Former Fifth Harmony member and ascending pop star Normani Kordei looks like she has the potential to be the “next big thing” in the world of pop. But given the history of some Black female artists that precede her, I can’t help but feel little bit fearful.
The reality is that the music industry, in general, doesn’t have the greatest track record when it comes to marketing, promoting, and supporting Black female pop/r&b artists (and I suppose that audiences haven’t been that much better either).
While this phenomenon is worth delving into more extensively on its own, I need only look at some examples from recent history to make my point: Beyoncé Knowles’ father Matthew Knowles acknowledged in a SiriusXM interview a couple months ago that Kelly Rowland’s career may not have reached the heights that her Destiny’s Child groupmate Beyoncé achieved due to “segregation” in the music industry along colorist lines; late last year, Danity Kane member Dawn Richard recalled in a Cosmopolitan interview a time when Interscope Records co-founder Jimmy Iovine called her and her former Dirty Money partner Kalenna Harper “ugly,” while lamenting that he wanted “light-skinned” singers; and Grammy-nominated singer/songwriter Asiahn, who we spotlighted a few months ago, said in a Billboard profile in 2018 that music executives had told her that they couldn’t market her because she was “too dark to do pop music.”
And while most of the victims of the industry’s seeming ineptitude and *racism* seem to be brown skin girls, it appears that Black women in general, regardless of shade, are not entirely immune. Let’s not forget that Tinashe — who experienced the height of her career around 2014 with the platinum single “2 On” — had her career run off course during her time with RCA Records, where she cited micromanagement and constant creative differences that compromised her desired artistic direction and, ultimately, stymied her own hype. (Coincidentally, Normani is currently signed with RCA.)
I do retain a level of optimism, for a few reasons. Normani’s already accomplished a lot up to this point – she’s already achieved massive streaming success, amassing platinum plaques and literally billions of combined streams without having an album yet to her name. Her vocal talent and live performances have been raved about, with some even going as far as drawing comparison’s between her and Beyoncé. It’s probably too early to be drawing those kinds of comparisons, but given her talent and the genuine hype surrounding her budding solo career, it’s not too crazy to think that Normani has the potential to reach Beyoncé-levels of stardom in the future. And given the recent mainstream success of SZA, success for dark-skinned women in this industry is certainly not unattainable.

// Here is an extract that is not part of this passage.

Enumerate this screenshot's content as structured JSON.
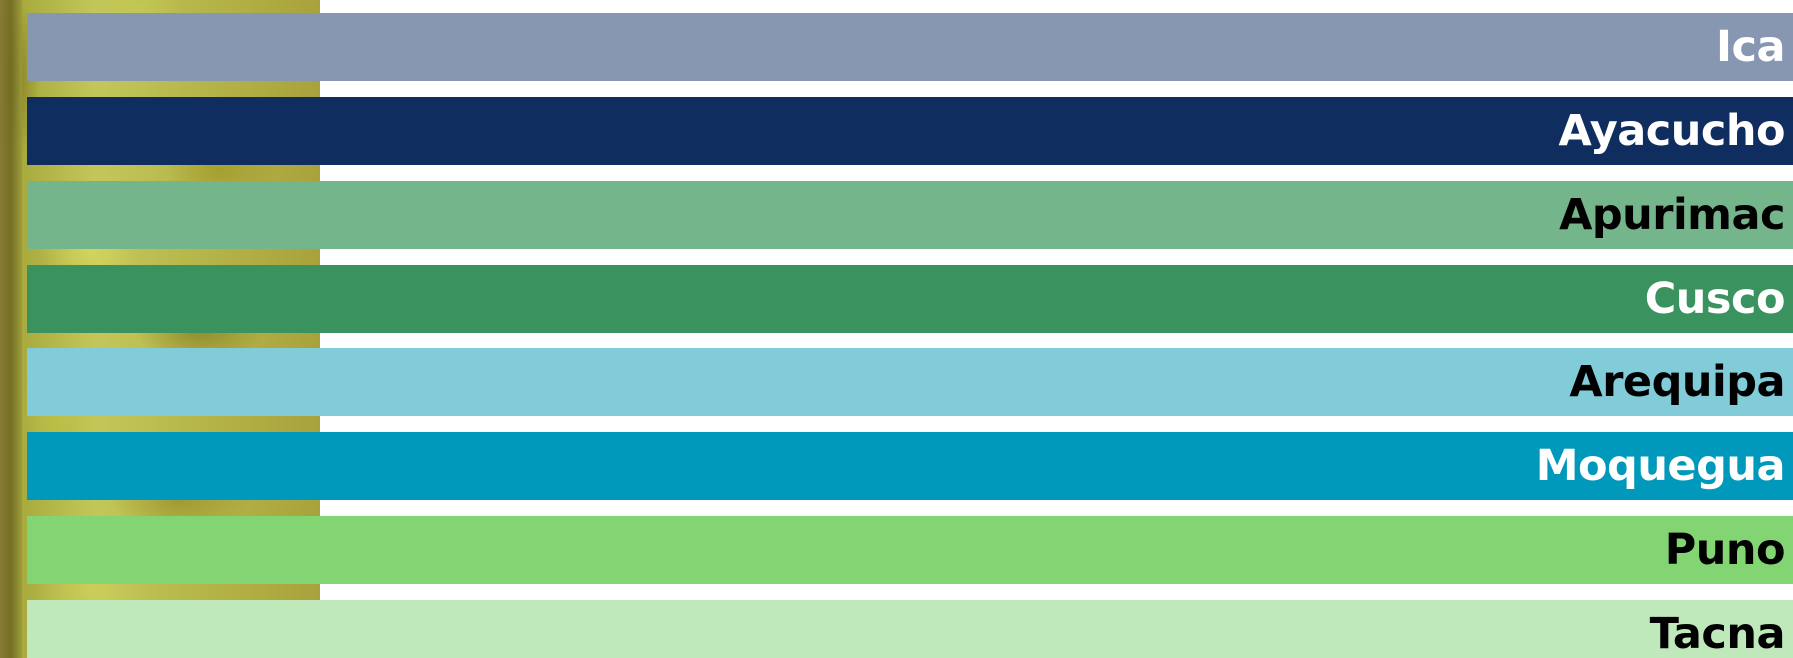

The idea of a Normani reaching astronomical heights and being an inspiration for the “chocolate girls” she describes in her Billboard interview, who rarely have the privilege of seeing themselves in the mainstream, gives me great joy. But again, the industry’s treatment of talented Black women up to this point still gives me a cause to pause. It would be absolutely devastating if we had to witness another artist, with seemingly All-Star potential, be wasted by an industry that’s proven incapable of consistently nurturing and supporting Black women’s careers.
I genuinely like Normani and am already inspired by the impact that her early success is having. I hope the flame she’s lit in the pop universe isn’t squelched, which is why I’m going to be supporting and cheering for her hard as hell from the sidelines.